Abstract:Depth completion aims to predict a dense depth map from a color image with sparse depth measurements. Although deep learning methods have achieved state-of-the-art (SOTA), effectively handling the sparse and irregular nature of input depth data in deep networks remains a significant challenge, often limiting performance, especially under high sparsity. To overcome this limitation, we introduce the Gaussian Belief Propagation Network (GBPN), a novel hybrid framework synergistically integrating deep learning with probabilistic graphical models for end-to-end depth completion.

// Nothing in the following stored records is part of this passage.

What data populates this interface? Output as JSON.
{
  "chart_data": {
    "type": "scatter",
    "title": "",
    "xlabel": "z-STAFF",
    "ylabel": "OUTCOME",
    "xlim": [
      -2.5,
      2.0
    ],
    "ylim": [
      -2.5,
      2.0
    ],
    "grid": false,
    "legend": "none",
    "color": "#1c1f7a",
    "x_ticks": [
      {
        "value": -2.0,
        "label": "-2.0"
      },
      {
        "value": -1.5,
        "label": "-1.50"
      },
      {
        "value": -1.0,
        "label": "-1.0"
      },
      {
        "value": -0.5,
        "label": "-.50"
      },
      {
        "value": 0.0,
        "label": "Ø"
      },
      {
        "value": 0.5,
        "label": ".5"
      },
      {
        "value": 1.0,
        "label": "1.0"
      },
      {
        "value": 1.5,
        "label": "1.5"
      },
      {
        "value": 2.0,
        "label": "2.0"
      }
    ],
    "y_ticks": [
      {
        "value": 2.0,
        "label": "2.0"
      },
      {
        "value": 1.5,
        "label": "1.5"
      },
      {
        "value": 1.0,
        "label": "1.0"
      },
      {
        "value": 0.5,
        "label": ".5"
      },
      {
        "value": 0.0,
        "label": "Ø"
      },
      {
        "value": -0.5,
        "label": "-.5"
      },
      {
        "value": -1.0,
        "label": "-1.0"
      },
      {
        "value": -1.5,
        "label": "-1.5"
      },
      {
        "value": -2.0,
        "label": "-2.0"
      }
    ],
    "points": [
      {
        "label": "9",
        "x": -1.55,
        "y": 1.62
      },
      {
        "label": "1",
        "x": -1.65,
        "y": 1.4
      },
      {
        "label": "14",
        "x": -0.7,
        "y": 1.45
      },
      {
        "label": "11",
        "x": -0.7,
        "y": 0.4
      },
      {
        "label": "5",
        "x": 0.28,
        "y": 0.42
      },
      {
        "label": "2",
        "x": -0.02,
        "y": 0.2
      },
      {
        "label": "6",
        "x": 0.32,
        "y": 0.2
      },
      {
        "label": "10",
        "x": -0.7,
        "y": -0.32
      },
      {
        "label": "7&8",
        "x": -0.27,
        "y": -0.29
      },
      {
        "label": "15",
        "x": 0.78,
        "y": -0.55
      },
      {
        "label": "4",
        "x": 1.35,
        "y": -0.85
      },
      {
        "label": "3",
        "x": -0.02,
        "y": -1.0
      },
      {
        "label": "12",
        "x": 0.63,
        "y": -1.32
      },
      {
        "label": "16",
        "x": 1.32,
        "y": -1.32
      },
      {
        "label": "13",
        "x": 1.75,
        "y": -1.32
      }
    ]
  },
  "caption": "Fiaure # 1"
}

Specifically, a scene-specific Markov Random Field (MRF) is dynamically constructed by the Graphical Model Construction Network (GMCN), and then inferred via Gaussian Belief Propagation (GBP) to yield the dense depth distribution. Crucially, the GMCN learns to construct not only the data-dependent potentials of MRF but also its structure by predicting adaptive non-local edges, enabling the capture of complex, long-range spatial dependencies. Furthermore, we enhance GBP with a serial \& parallel message passing scheme, designed for effective information propagation, particularly from sparse measurements. Extensive experiments demonstrate that GBPN achieves SOTA performance on the NYUv2 and KITTI benchmarks. Evaluations across varying sparsity levels, sparsity patterns, and datasets highlight GBPN's superior performance, notable robustness, and generalizable capability.